Oregon Firefighters Rescue Injured Great Dane Stuck at Bottom of Embankment for Days

by Michael Freeman

As someone who has had dogs his whole life, there are few things more terrifying than the thought of losing them. An Oregon woman was in such a situation, but firefighters saved the day. After her Great Dane was trapped at the bottom of an embankment for days, rescuers managed to hoist the dog out.

The dog’s owner, Susan Clark, spoke to Fox 12 Oregon about the terrifying experience. Out for a walk on Sunday with her dog, Presley, she suddenly disappeared. “I turned around and said come on and said come on Presley and she was gone, vanished!” Clark said. “I looked and looked and looked everywhere.”

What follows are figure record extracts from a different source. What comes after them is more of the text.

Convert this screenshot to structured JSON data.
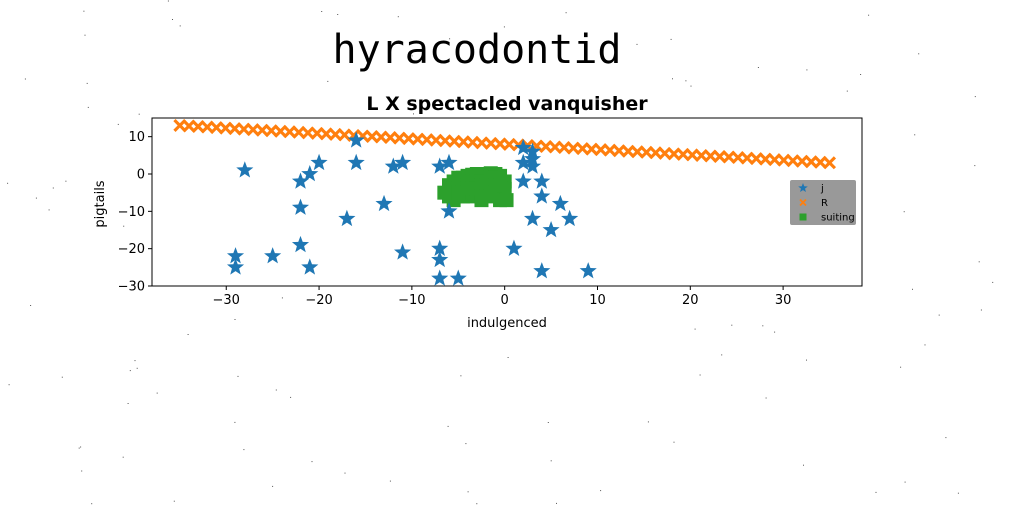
{
  "figure": {
    "suptitle": "hyracodontid"
  },
  "chart_data": {
    "type": "scatter",
    "title": "L X spectacled vanquisher",
    "xlabel": "indulgenced",
    "ylabel": "pigtails",
    "xlim": [
      -38,
      38.5
    ],
    "ylim": [
      -30,
      15
    ],
    "xticks": [
      -30,
      -20,
      -10,
      0,
      10,
      20,
      30
    ],
    "yticks": [
      -30,
      -20,
      -10,
      0,
      10
    ],
    "grid": false,
    "legend": {
      "position": "right",
      "background": "#999999"
    },
    "series": [
      {
        "name": "j",
        "marker": "star",
        "color": "#1f77b4",
        "x": [
          -28,
          -16,
          -21,
          -22,
          -20,
          -16,
          -12,
          -11,
          -7,
          -6,
          -22,
          -13,
          -17,
          -6,
          -22,
          -29,
          -29,
          -25,
          -21,
          -11,
          -7,
          -7,
          -7,
          -5,
          2,
          3,
          2,
          3,
          4,
          2,
          3,
          4,
          6,
          7,
          3,
          5,
          1,
          4,
          9
        ],
        "y": [
          1,
          9,
          0,
          -2,
          3,
          3,
          2,
          3,
          2,
          3,
          -9,
          -8,
          -12,
          -10,
          -19,
          -22,
          -25,
          -22,
          -25,
          -21,
          -20,
          -23,
          -28,
          -28,
          3,
          4,
          7,
          6,
          -2,
          -2,
          -12,
          -6,
          -8,
          -12,
          2,
          -15,
          -20,
          -26,
          -26
        ]
      },
      {
        "name": "R",
        "marker": "x",
        "color": "#ff7f0e",
        "x_range": [
          -35,
          35
        ],
        "y_range": [
          13,
          3
        ],
        "points": 72
      },
      {
        "name": "suiting",
        "marker": "square",
        "color": "#2ca02c",
        "x": [
          -6,
          -5.5,
          -5,
          -4.5,
          -4,
          -3.5,
          -3,
          -2.5,
          -2,
          -1.5,
          -1,
          -0.5,
          0,
          -6,
          -5.5,
          -5,
          -4.5,
          -4,
          -3.5,
          -3,
          -2.5,
          -2,
          -1.5,
          -1,
          -6,
          -5,
          -4,
          -3,
          -2,
          -1,
          0,
          -5.5,
          -4.5,
          -3.5,
          -2.5,
          -1.5,
          -0.5,
          -5,
          -4,
          -3,
          -2,
          -1,
          -2.5,
          -1.5,
          -6.5,
          -0.5,
          0.2
        ],
        "y": [
          -3,
          -2,
          -1,
          -1,
          -0.5,
          -0.2,
          0,
          0,
          0,
          0.2,
          0,
          -0.5,
          -2,
          -5,
          -4,
          -3,
          -4,
          -3,
          -2,
          -3,
          -2,
          -2,
          -1,
          -1,
          -6,
          -6,
          -5,
          -5,
          -5,
          -5,
          -4,
          -7,
          -6,
          -6,
          -7,
          -6,
          -7,
          -5,
          -4,
          -4,
          -3,
          -3,
          -6,
          -5,
          -5,
          -3,
          -7
        ]
      }
    ]
  }
}
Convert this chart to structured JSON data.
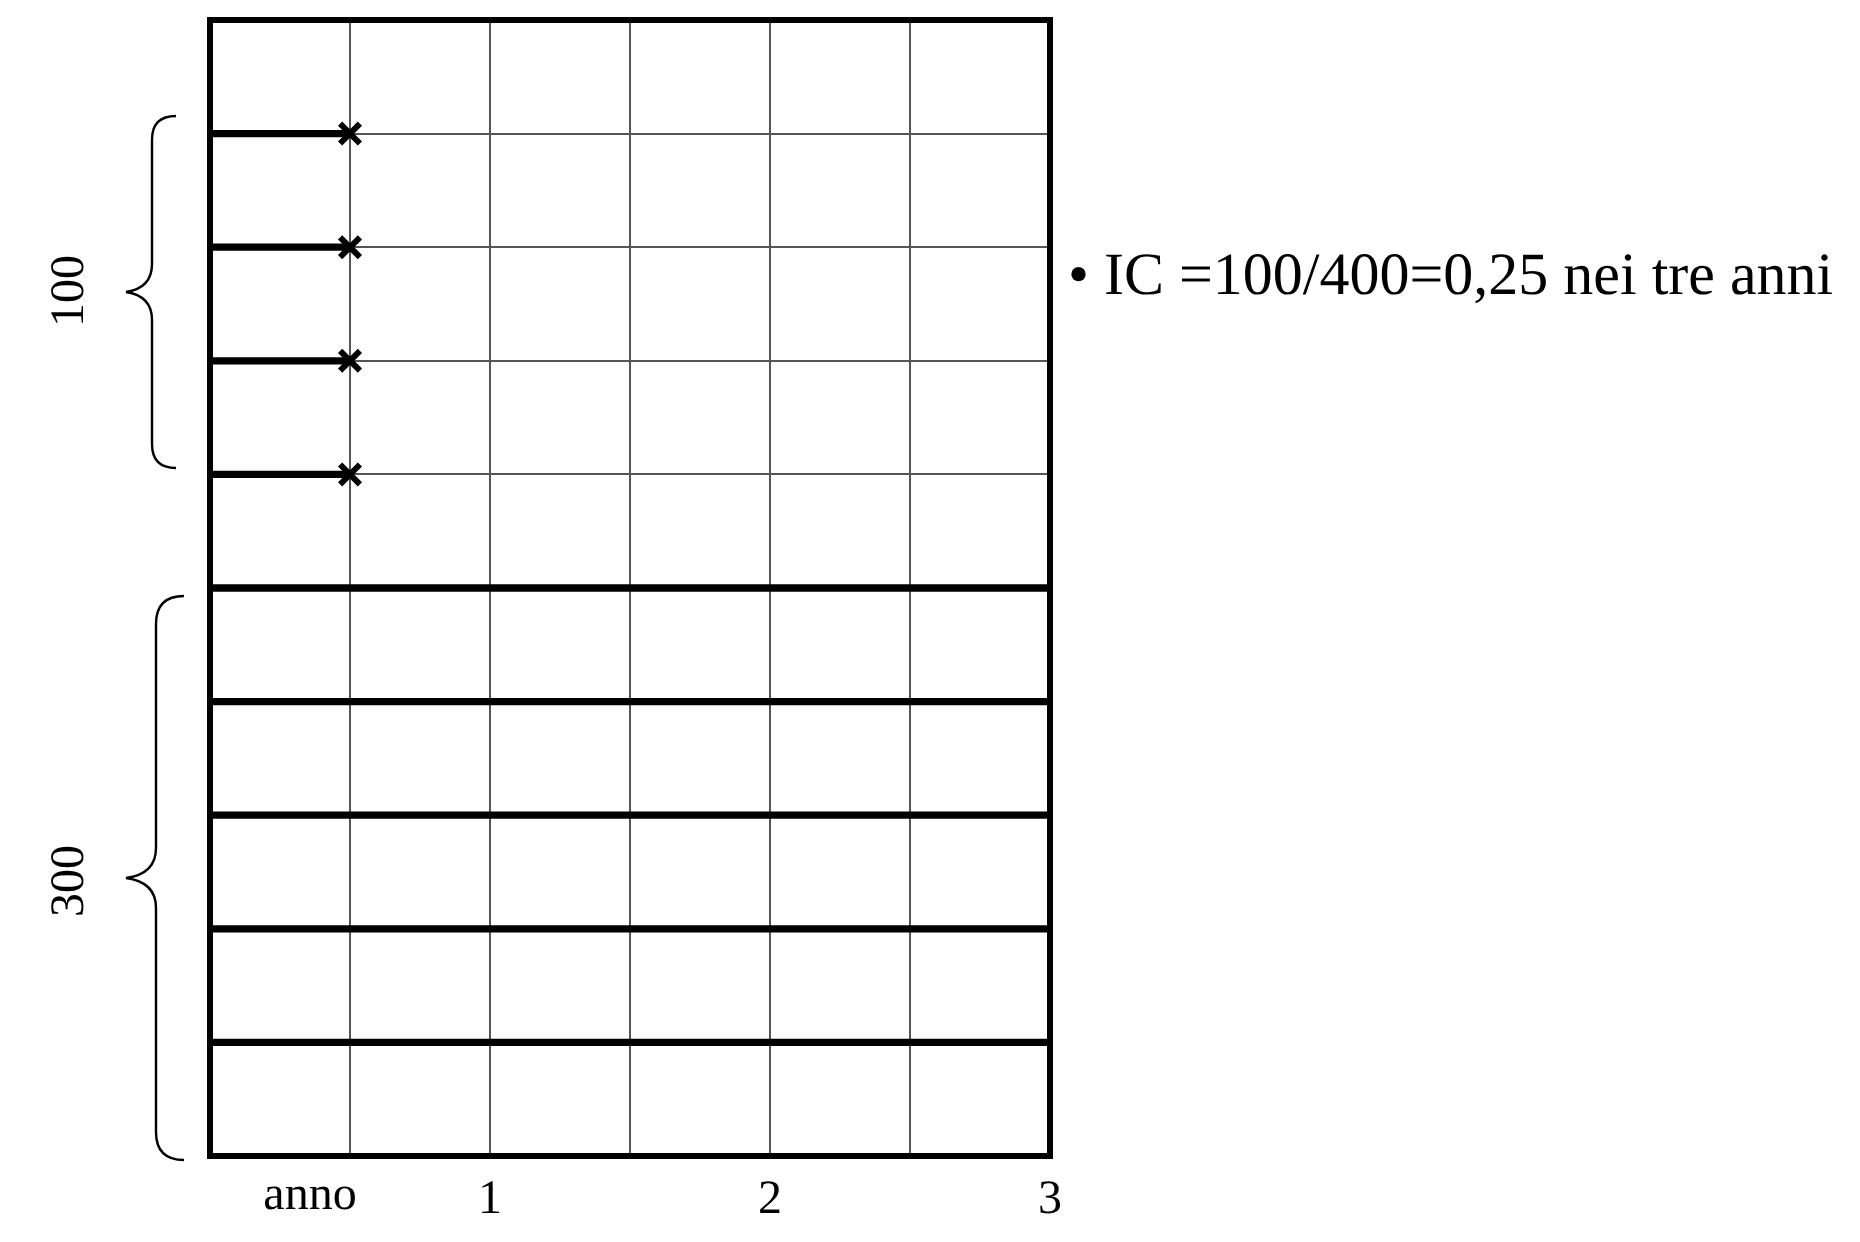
{
  "chart_data": {
    "type": "bar",
    "orientation": "horizontal",
    "categories": [
      null,
      null,
      null,
      null,
      null,
      null,
      null,
      null,
      null,
      null,
      null
    ],
    "series": [
      {
        "color": "#000000",
        "values": [
          null,
          0.5,
          0.5,
          0.5,
          0.5,
          3,
          3,
          3,
          3,
          3,
          null
        ]
      },
      {
        "type": "scatter",
        "color": "#000000",
        "marker": "cross",
        "values": [
          null,
          0.5,
          0.5,
          0.5,
          0.5,
          null,
          null,
          null,
          null,
          null,
          null
        ]
      }
    ],
    "xlim": [
      0,
      3
    ],
    "xticks": [
      {
        "value": 0,
        "label": null
      },
      {
        "value": 0.5,
        "label": null
      },
      1,
      {
        "value": 1.5,
        "label": null
      },
      2,
      {
        "value": 2.5,
        "label": null
      },
      3
    ],
    "xlabel": "anno",
    "grid": true,
    "legend": false,
    "tick_labels": "x",
    "annotations": [
      "100",
      "300",
      "• IC =100/400=0,25 nei tre anni"
    ]
  }
}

Susan Clark enlisted help from friends to help find the Great Dane but to no avail. After being gone for almost two days, Clark’s neighbor came to her with good and bad news. She told Clark she found the dog, but she had slipped down an embankment and couldn’t walk. Clark called Westport Fire & Rescue for help, but there was yet another snag.

“They said you know we don’t rescue dogs and I begged him to please ask anybody he said okay, came back on the phone and he said what’s the address they’re going to be on their way,” she said. Luckily, the crew loaded Presley onto a stretcher and lifted her out without further problems.

Sufficed to say, Clark was ecstatic. “Oh my gosh they were amazing and I feel so lucky that they didn’t turn me away and if anybody needed any type of rescue I definitely would call them they’re awesome,” she told Fox 12 Oregon.

A veterinarian saw Presley and said she should make a full recovery. She is currently getting better at her home.

Firefighter Wears Pink Uniform and Drives Pink Firetruck to Honor Breast Cancer Victims

If the previous story is anything to go by, firefighters are heroes in more ways than one. Another one of those ways is raising awareness for different causes. In this case, a firefighter drives a pink firetruck while wearing a matching uniform to raise breast cancer awareness and honor victims.

Marshall Moneymaker is a retired firefighter residing in Rockville, Maryland. Despite not being active, he still dons a uniform and drives a firetruck, albeit both are pink. Speaking to TODAY, Moneymaker explains why he does what he does. Having lost his three sisters to breast cancer, he drives around to raise cancer awareness and encourage checkups. He even has his own nonprofit organization, For 3 Sisters.

“When I put on this pink uniform, I feel honored, I feel inspired,” he told TODAY. “We’ve helped people get products, services, financial aid. We learned that if we can relieve that burden, they’re going to heal quicker, they’re going to heal better, and they’re going to heal faster.”